From the moment Allen’s vocals open Self Defense Techniques, Dry Socket’s second LP, any concern that the well had run dry is gone. You might even start thinking you’re listening to a masterpiece. Don’t worry, you are. “Tired of being scared / exhausted by their hate / no longer living to appease and placate.” Before a single instrument has even started playing, Allen’s voice alone creates an entire world of emotion. The way the back half of the word ‘scared’ drops – still a scream, but with the hint of a whimper – expresses more about the conditions we live under than most other hardcore bands are able to capture on entire albums. Then the drums kick in, and Allen’s yells take on an almost triumphant tone. But the guitars, the guitars make the song sway like a boxer barely ducking jabs in the tenth round. Allen yells, “their muzzle is a slow death” as the band drops out, finding herself alone in the ring as the current champion of history attempts to knock out the remaining opposition. “The Chop” is “Rise Above” for a generation raised under a surveillance state. 

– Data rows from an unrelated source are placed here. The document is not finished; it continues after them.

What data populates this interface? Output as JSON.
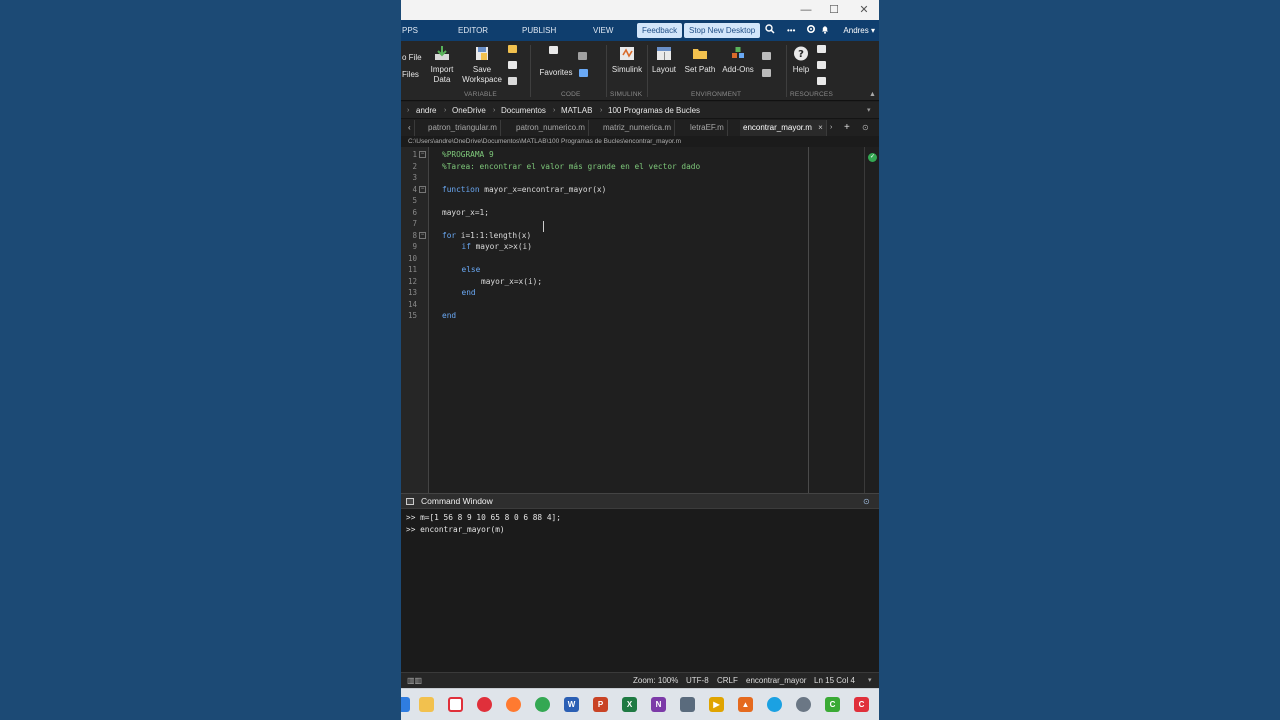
{
  "titlebar": {
    "minimize": "—",
    "maximize": "☐",
    "close": "✕"
  },
  "ribbon_tabs": {
    "apps": "PPS",
    "editor": "EDITOR",
    "publish": "PUBLISH",
    "view": "VIEW",
    "feedback": "Feedback",
    "stop_desktop": "Stop New Desktop",
    "more": "•••",
    "user": "Andres ▾"
  },
  "toolstrip": {
    "open_file": "o File",
    "files": "Files",
    "import_label1": "Import",
    "import_label2": "Data",
    "save_label1": "Save",
    "save_label2": "Workspace",
    "favorites": "Favorites",
    "simulink": "Simulink",
    "layout": "Layout",
    "set_path": "Set Path",
    "add_ons": "Add-Ons",
    "help": "Help",
    "groups": {
      "variable": "VARIABLE",
      "code": "CODE",
      "simulink": "SIMULINK",
      "environment": "ENVIRONMENT",
      "resources": "RESOURCES"
    }
  },
  "address": {
    "crumbs": [
      "andre",
      "OneDrive",
      "Documentos",
      "MATLAB",
      "100 Programas de Bucles"
    ]
  },
  "file_tabs": [
    "patron_triangular.m",
    "patron_numerico.m",
    "matriz_numerica.m",
    "letraEF.m",
    "encontrar_mayor.m"
  ],
  "file_path": "C:\\Users\\andre\\OneDrive\\Documentos\\MATLAB\\100 Programas de Bucles\\encontrar_mayor.m",
  "code": {
    "line_numbers": [
      "1",
      "2",
      "3",
      "4",
      "5",
      "6",
      "7",
      "8",
      "9",
      "10",
      "11",
      "12",
      "13",
      "14",
      "15"
    ],
    "l1": "%PROGRAMA 9",
    "l2": "%Tarea: encontrar el valor más grande en el vector dado",
    "l4_kw": "function",
    "l4_rest": " mayor_x=encontrar_mayor(x)",
    "l6": "mayor_x=1;",
    "l8_kw": "for",
    "l8_rest": " i=1:1:length(x)",
    "l9_kw": "if",
    "l9_rest": " mayor_x>x(i)",
    "l11_kw": "else",
    "l12": "mayor_x=x(i);",
    "l13_kw": "end",
    "l15_kw": "end"
  },
  "command_window": {
    "title": "Command Window",
    "line1": ">> m=[1 56 8 9 10 65 8 0 6 88 4];",
    "line2": ">> encontrar_mayor(m)"
  },
  "statusbar": {
    "zoom": "Zoom: 100%",
    "encoding": "UTF-8",
    "eol": "CRLF",
    "function": "encontrar_mayor",
    "position": "Ln 15 Col 4"
  },
  "colors": {
    "ribbon": "#0f3e6e",
    "comment": "#7ec87a",
    "keyword": "#6aa9f5",
    "desktop": "#1c4a75"
  }
}
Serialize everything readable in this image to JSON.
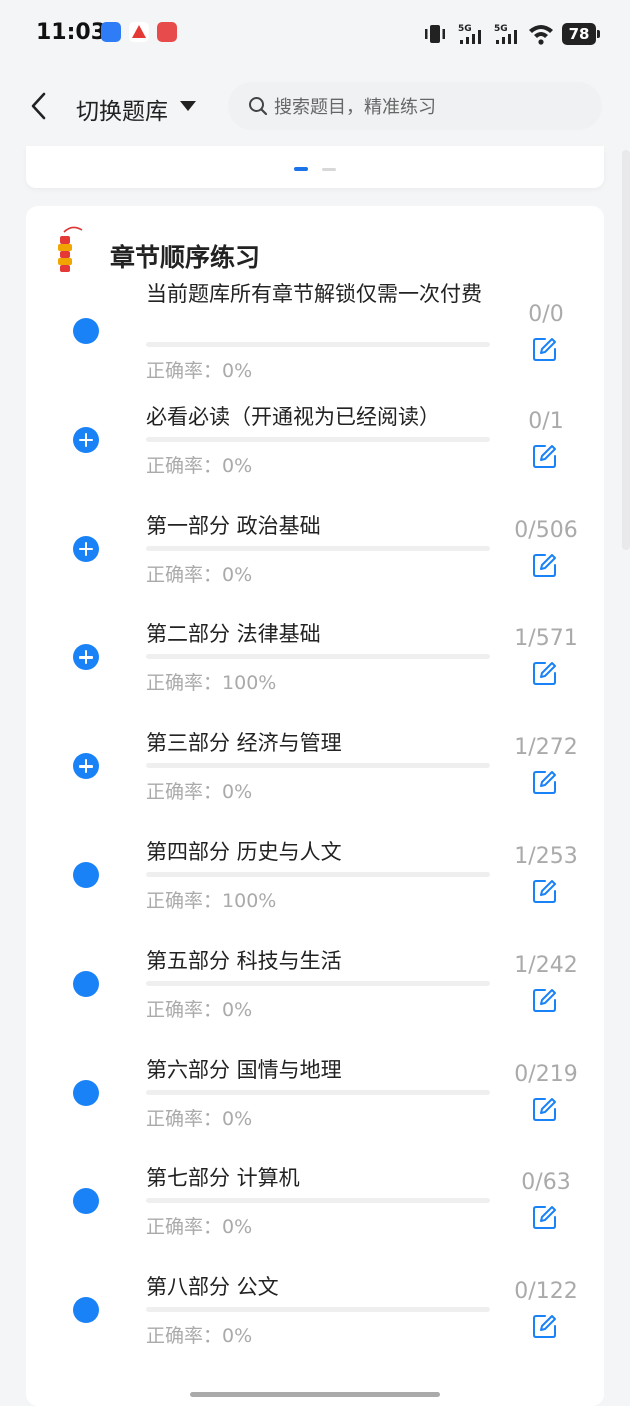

Every second of Self Defense Techniques is suffused with a righteous contempt at those who impose the conditions we are expected to suffer under. The lead single, “Rigged Survival,” is an epic of radicalization in miniature. It starts with Allen seething over the lack of change: “it’s fucking with my head / dread without end / no future I can see.” Then, she provides a litany of offensives over blastbeats: “every breath a debt we owe / promises we never chose.” She ends with eyes wide open: “Can’t face tomorrow kneeling in defeat / born for more than fear and greed.” It’s not victory, but isn’t it thrilling to realize you can’t take it anymore?

“Rigged Survival” segues directly into “Safety On,” where Allen perfectly distills the experience of having to behave “properly” for your existence to be respected: “swallow fire / speak in flowers / and still remain.” Likewise, on “Leglock,” Allen details how having a chronic illness informs collapsible notions of the future, setting the stage bluntly by declaring “no peace in life, only rest in the ground.” The whole track feels funereal, and then Allen starts laying to rest “the pain you’ll never know,” “the strength [she] couldn’t save,” and “the person [she] used to be.” The song moves from just having a mournful tone to being a eulogy. 

“Leglock” is the pinnacle of Dry Socket’s efforts on this record, forcing listeners to reckon with a lived reality they may never have considered – a reality they may never have considered because they’ve made it clear they don’t want to hear about it. “Leglock’s” successor, “Pressure Points,” also grapples with futures disappearing as Allen screams “no one is coming / no one survives / no god no justice / your savior is a fucking lie.” Just because you’re “healthy,” cis, white, or rich, doesn’t mean you will survive fascist accelerationism. When “your god is already ash,” what good will having been silent do for you? As Allen said on “Legal Tilling,” it’s not punishment to dig your own grave, it’s participation.

Until we decide we’ll no longer participate and tear down the panopticon, we’ll need to heed Allen’s warning on “95%,” Self Defense Techniques haunting closer, “softness will not serve you here.”